Throughout An Immoral Obligation, the premature death of Jonathan Rosen, now fifteen years in the past, continues to reverberate in significant ways for various surviving members of the extended Berensky family.
Building for the Future
The third Berensky novel takes place in the mid-1990s. Twenty-year-old Rachel Rosen can’t understand why her long-divorced parents, Martin and Janet Rosen, are so resistant to her budding romance with Peter Clark. No one is willing to explain to Rachel that her mother’s affair with Peter’s father was one of the causes of the failure of Martin and Janet’s marriage. Meanwhile, Martin’s cousin, Linda Berensky, a star reporter for The Boston Globe, seems to be developing a surprising relationship with Jack Bennett, now the managing editor of The Gazette.
Jack Bennett’s friend, Cathy Montoya, an idealistic young lawyer, is promoting the idea that Jack should recruit Linda for The Gazette because she hopes to set up Jack and Linda as a couple. But the possibility that Linda would move from The Globe to The Gazette is a source of discomfort for Linda’s cousin, Maynard Beren, who is now The Gazette‘s editor-in-chief. At the same time, Rachel Rosen’s other suitor, Dan Turner, is hoping that Rachel will turn to him if her relationship with Peter Clark doesn’t work out.
Public events of the mid-1990s form part of the background for the private dramas. The reactions to the the policies and behavior of New York City Mayor Rudolph Giuliani by Maynard’s father, Jack Beren, improbably still holding on to life at the age of one hundred and six, and by Cathy Montoya, who is defending a young man accused of fare-beating in the subway, and the reactions of various characters to the 1996 presidential election, provide sources of tension.
Two significant members of the extended Berensky family die during the course of Building for the Future.
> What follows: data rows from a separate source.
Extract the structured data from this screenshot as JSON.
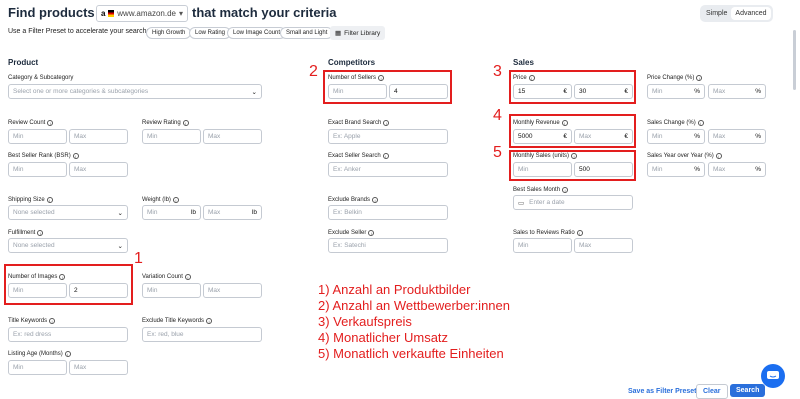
{
  "header": {
    "title_prefix": "Find products on",
    "marketplace": "www.amazon.de",
    "title_suffix": "that match your criteria",
    "mode_simple": "Simple",
    "mode_advanced": "Advanced"
  },
  "presets": {
    "label": "Use a Filter Preset to accelerate your search:",
    "chips": [
      "High Growth",
      "Low Rating",
      "Low Image Count",
      "Small and Light"
    ],
    "library": "Filter Library"
  },
  "product": {
    "heading": "Product",
    "category_label": "Category & Subcategory",
    "category_placeholder": "Select one or more categories & subcategories",
    "review_count": "Review Count",
    "review_rating": "Review Rating",
    "bsr": "Best Seller Rank (BSR)",
    "shipping_size": "Shipping Size",
    "shipping_placeholder": "None selected",
    "weight": "Weight (lb)",
    "fulfillment": "Fulfillment",
    "fulfillment_placeholder": "None selected",
    "num_images": "Number of Images",
    "num_images_min": "Min",
    "num_images_max": "2",
    "variation_count": "Variation Count",
    "title_keywords": "Title Keywords",
    "title_keywords_placeholder": "Ex: red dress",
    "exclude_title_keywords": "Exclude Title Keywords",
    "exclude_title_placeholder": "Ex: red, blue",
    "listing_age": "Listing Age (Months)",
    "unit_lb": "lb"
  },
  "competitors": {
    "heading": "Competitors",
    "num_sellers": "Number of Sellers",
    "num_sellers_max": "4",
    "exact_brand": "Exact Brand Search",
    "exact_brand_placeholder": "Ex: Apple",
    "exact_seller": "Exact Seller Search",
    "exact_seller_placeholder": "Ex: Anker",
    "exclude_brands": "Exclude Brands",
    "exclude_brands_placeholder": "Ex: Belkin",
    "exclude_seller": "Exclude Seller",
    "exclude_seller_placeholder": "Ex: Satechi"
  },
  "sales": {
    "heading": "Sales",
    "price": "Price",
    "price_min": "15",
    "price_max": "30",
    "price_change": "Price Change (%)",
    "monthly_revenue": "Monthly Revenue",
    "monthly_revenue_min": "5000",
    "sales_change": "Sales Change (%)",
    "monthly_sales": "Monthly Sales (units)",
    "monthly_sales_max": "500",
    "sales_yoy": "Sales Year over Year (%)",
    "best_month": "Best Sales Month",
    "best_month_placeholder": "Enter a date",
    "sales_to_reviews": "Sales to Reviews Ratio",
    "unit_eur": "€",
    "unit_pct": "%"
  },
  "common": {
    "min": "Min",
    "max": "Max"
  },
  "annotations": {
    "n1": "1",
    "n2": "2",
    "n3": "3",
    "n4": "4",
    "n5": "5",
    "notes": [
      "1) Anzahl an Produktbilder",
      "2) Anzahl an Wettbewerber:innen",
      "3) Verkaufspreis",
      "4) Monatlicher Umsatz",
      "5) Monatlich verkaufte Einheiten"
    ]
  },
  "footer": {
    "save_preset": "Save as Filter Preset",
    "clear": "Clear",
    "search": "Search"
  },
  "colors": {
    "accent": "#2a6fdb",
    "annotation_red": "#e31e1e"
  }
}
And the premature death of Jonathan Rosen, now in the distant past, continues to be meaningful for the surviving members of the family.
Final Plans represents the final chapter in the Berensky family saga.
The novel begins on September 11, 2001, with a focus on Rachel Rosen, now a graduate student and teaching fellow at Columbia University, and follows her through her concerns about her students during a time of national turbulence to her various private upheavals as she confronts challenges to the happiness of her marriage in the form of temptations presented by two potential lovers.
The other main character in this novel is Rachel’s father, Martin Rosen, who spends much of the novel worrying about his daughter, and who in two different ways is called on to play out a heroic destiny in his sunset years.
Once again, public events form part of the background for private drama. The novel ends in late 2008, soon after the election of Barack Obama as President of the United States.
At the final climax of the novel, Martin learns the truth about a family secret that has been threading its way through the tetralogy.